Aşı karşıtı ve destekçisi olanlar arasında süregelen bu çatışmalar, Türkiye’de büyük bir kamplaşmaya neden olmaktadır. Toplumda yaşanan bu tür olayların, uzlaşı ve hoşgörü ile atlatılması gerektiği aşikar. Yaşanan trajik olaylar, Covid-19 mücadelesinin yalnızca sağlık alanında değil, aynı zamanda toplumsal alanda da dikkatli bir şekilde yürütülmesi gerektiğini hatırlatıyor. Ülkemizin geleceği için aşı olmanın önemini unutmamak ve toplumsal birliği sağlamak, her bireyin sorumluluğudur.

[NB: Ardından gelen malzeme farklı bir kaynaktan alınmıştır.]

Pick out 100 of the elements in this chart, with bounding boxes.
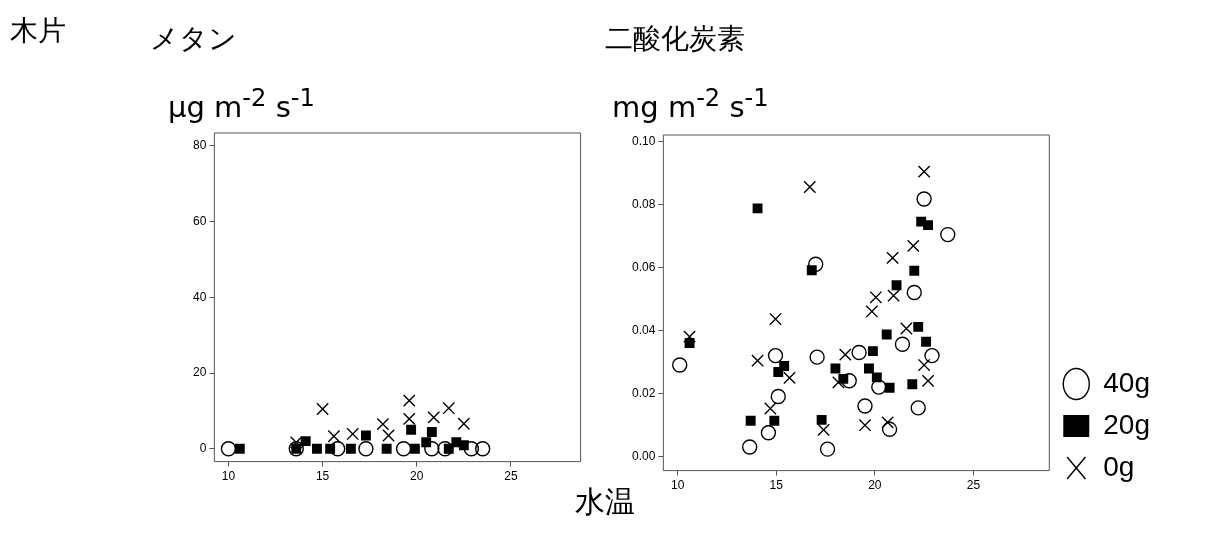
- point: [857, 398, 873, 414]
- point: [869, 290, 883, 304]
- point: [917, 165, 931, 178]
- point: [376, 417, 390, 431]
- y-tick-label: 40: [192, 289, 207, 304]
- point: [819, 441, 836, 457]
- point: [329, 441, 346, 457]
- point: [817, 423, 830, 437]
- point: [437, 441, 453, 457]
- point: [442, 401, 456, 415]
- point: [921, 336, 932, 347]
- point: [770, 388, 786, 405]
- point: [871, 379, 887, 395]
- point: [906, 284, 922, 301]
- point: [940, 226, 956, 243]
- point: [474, 441, 491, 457]
- point: [808, 256, 824, 272]
- legend-label: 0g: [1103, 450, 1135, 482]
- y-tick-label: 0.06: [632, 259, 656, 274]
- point: [863, 363, 874, 374]
- point: [783, 371, 796, 385]
- point: [809, 349, 825, 365]
- point: [767, 347, 784, 364]
- legend-label: 20g: [1103, 408, 1150, 440]
- y-tick-label: 60: [192, 213, 207, 228]
- point: [741, 439, 758, 455]
- x-tick-label: 15: [769, 478, 784, 493]
- point: [346, 427, 360, 441]
- point: [683, 330, 696, 344]
- point: [909, 265, 920, 276]
- y-tick-label: 0.02: [632, 385, 656, 400]
- y-tick-label: 20: [192, 365, 207, 380]
- point: [803, 180, 817, 194]
- point: [760, 425, 777, 441]
- x-tick-label: 25: [966, 478, 981, 493]
- point: [684, 338, 695, 348]
- point: [916, 191, 932, 207]
- point: [427, 410, 441, 424]
- point: [360, 430, 371, 441]
- y-tick-label: 0.08: [632, 196, 656, 211]
- point: [402, 394, 416, 408]
- y-tick-label: 0: [199, 441, 207, 456]
- point: [457, 417, 471, 431]
- point: [851, 344, 867, 361]
- x-tick-label: 25: [504, 469, 518, 484]
- y-axis-title: mg m$^{-2}$ s$^{-1}$: [612, 84, 769, 124]
- point: [884, 382, 895, 393]
- point: [406, 424, 417, 435]
- y-tick-label: 80: [192, 138, 207, 153]
- point: [345, 443, 356, 454]
- point: [867, 346, 878, 357]
- x-tick-label: 10: [671, 478, 685, 493]
- y-axis-title: µg m$^{-2}$ s$^{-1}$: [168, 84, 315, 124]
- legend-label: 40g: [1103, 366, 1150, 398]
- point: [300, 436, 311, 447]
- point: [463, 441, 480, 457]
- point: [402, 412, 416, 426]
- point: [395, 441, 412, 457]
- point: [327, 429, 341, 443]
- point: [424, 441, 440, 457]
- point: [816, 414, 827, 425]
- point: [858, 418, 872, 432]
- chart-title: メタン: [150, 21, 237, 57]
- point: [769, 312, 782, 326]
- x-tick-label: 20: [410, 469, 424, 484]
- x-axis-title: 水温: [575, 483, 635, 521]
- point: [751, 354, 764, 367]
- point: [907, 379, 918, 390]
- point: [832, 376, 845, 389]
- point: [745, 415, 756, 426]
- point: [886, 251, 899, 265]
- x-tick-label: 15: [315, 469, 330, 484]
- point: [234, 443, 245, 454]
- point: [764, 402, 777, 415]
- y-tick-label: 0.04: [632, 322, 656, 337]
- y-tick-label: 0.00: [632, 448, 656, 463]
- point: [924, 347, 940, 364]
- x-tick-label: 20: [868, 478, 882, 493]
- x-tick-label: 10: [221, 469, 236, 484]
- chart-title: 二酸化炭素: [605, 21, 745, 57]
- point: [426, 427, 437, 438]
- point: [841, 373, 857, 389]
- point: [289, 435, 303, 449]
- point: [358, 441, 374, 457]
- point: [381, 443, 392, 454]
- point: [921, 374, 935, 388]
- point: [906, 239, 920, 253]
- point: [672, 357, 688, 373]
- point: [838, 348, 852, 361]
- point: [891, 280, 902, 291]
- point: [881, 421, 898, 438]
- point: [865, 305, 879, 318]
- point: [894, 336, 911, 352]
- point: [881, 329, 892, 340]
- point: [752, 203, 763, 214]
- text: 木片: [10, 13, 66, 49]
- point: [881, 416, 895, 429]
- point: [887, 289, 900, 303]
- point: [409, 443, 420, 454]
- point: [382, 429, 395, 442]
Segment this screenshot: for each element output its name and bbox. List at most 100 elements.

Bu olaylar karşısında insanların duyarlılığı artırılarak bilimsel verilerin halkla daha etkili bir biçimde paylaşılması sağlanmalıdır. Toplum olarak daha güçlü bir irade sergileyerek, toplumdaki kutuplaşmanın önüne geçilmeli, sağlıklı bir yaşam sürdürmek için gereken adımlar atılmalıdır. Aksi takdirde, Covid-19 karşıtlığına dayanan bu tür şiddet içeren eylemlerin artması, hem kamu güvenliğini tehdit etmekte hem de hayatını kaybedenler gibi trajik sonuçlarla toplumda kalıcı yaralar açmaktadır. Bu olayların bir an önce sona ermesi dileğiyle, kaybettiğimiz polis memurunun anısını yaşatmak, bu olaylardan ders alarak daha sağlıklı ve güvenli bir gelecek için mücadele etmek, en büyük sorumluluklarımızdandır.